ジョン・デューイ~プラグマティズム(実験主義、道具主義、実用主義)の立場からシカゴ大学に「実験学校」(「生活による生活のための学校」)を作り、児童中心主義、問題解決学習を展開します。「新教育運動」を理論的体系化し、『学校と社会』『思考の方法』『民主主義と教育』などの著書によって大きな影響を及ぼしますが、「這い回る経験主義」という批判も受けます。
「なすことによって学ぶ。」(Learning by Doing)
(デューイ『学校と社会』)
キルパトリック~ジョン・デューイの弟子で、同僚、かつコロンビア大学での後継者です。デューイとキルパトリックは「プロジェクト・メソッド」の構想とその基礎理論と実践方法を次々と発表し、世界的に反響を呼びました。プロジェクト・メソッドは児童・生徒が自ら計画を立て、現実生活の中で問題を解決する実践的活動を重視するもので、「構案法」とも呼ばれます。

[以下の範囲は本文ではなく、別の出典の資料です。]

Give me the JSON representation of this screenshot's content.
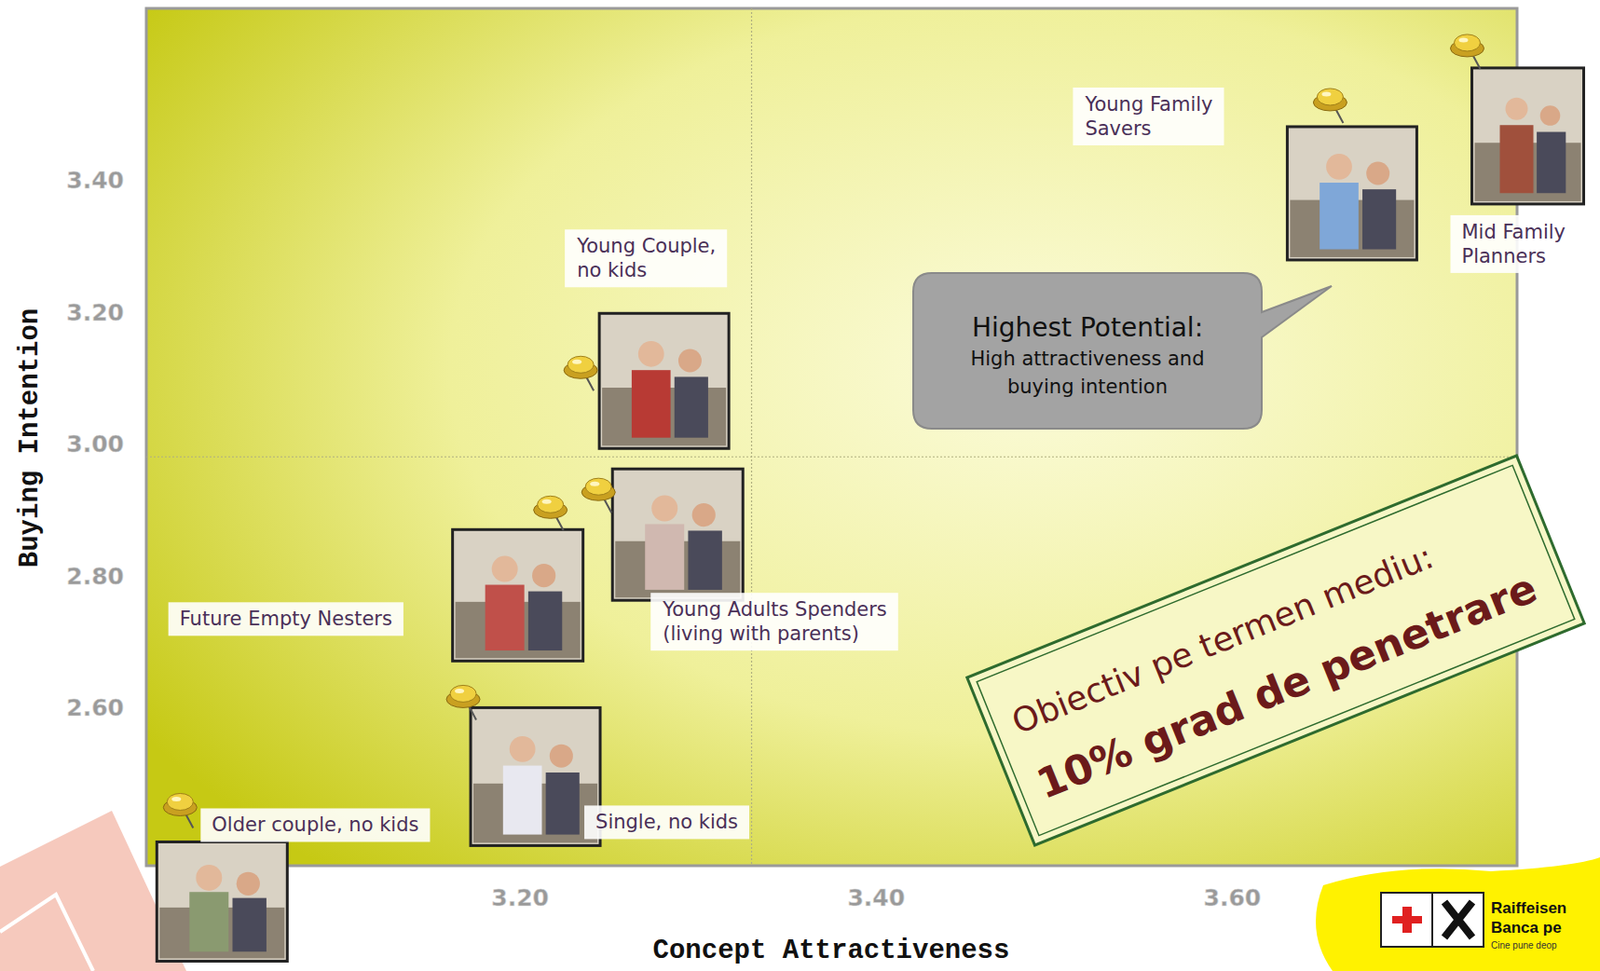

ヘレン・パーカースト~モンテッソーリの自発性・自主性を重んじる着想(モンテッソーリ教育)やジョン・デューイの問題解決学習などの長所を取り入れ、「ドルトン実験室案」(Dalton Laboratory Plan)を提唱し、アメリカのマサチューセッツ州のドルトンの小学校で指導・実施しました。「自由」と「協同」の2つの原理に基づく「ドルトン・プラン」を主体にした学校は世界各地に作られており、最も有名なものはパーカースト自身が創立したニューヨークのプレップ・スクールであるドルトン・スクール(Children's
University、子ども大学・児童大学)です。
ウォッシュバーン~シカゴ大学の実験学校での経験を踏まえたジョン・デューイの著作から触発され、アメリカのイリノイ州ウィネトカの小学校で教育的な実験「ウィネトカ・プラン」を行いました。このウィネトカ・プランでは、各教科を共通科目を「一般共通科目」(common essentials)と「創造的集団活動」(creative group activities)に分けら、「一般共通科目」は生徒たちに教科内容の学習と習得を求めますが、創造的活動では生徒たちにそれぞれ異なった関心の度合いでの取り組みが許容され、厳密な達成目標も到達度目標も設定されませんでした。これはアメリカ国内を問わず世界的に広まり、カリキュラム設定の焦点を再考するきっかけになったことで知られています。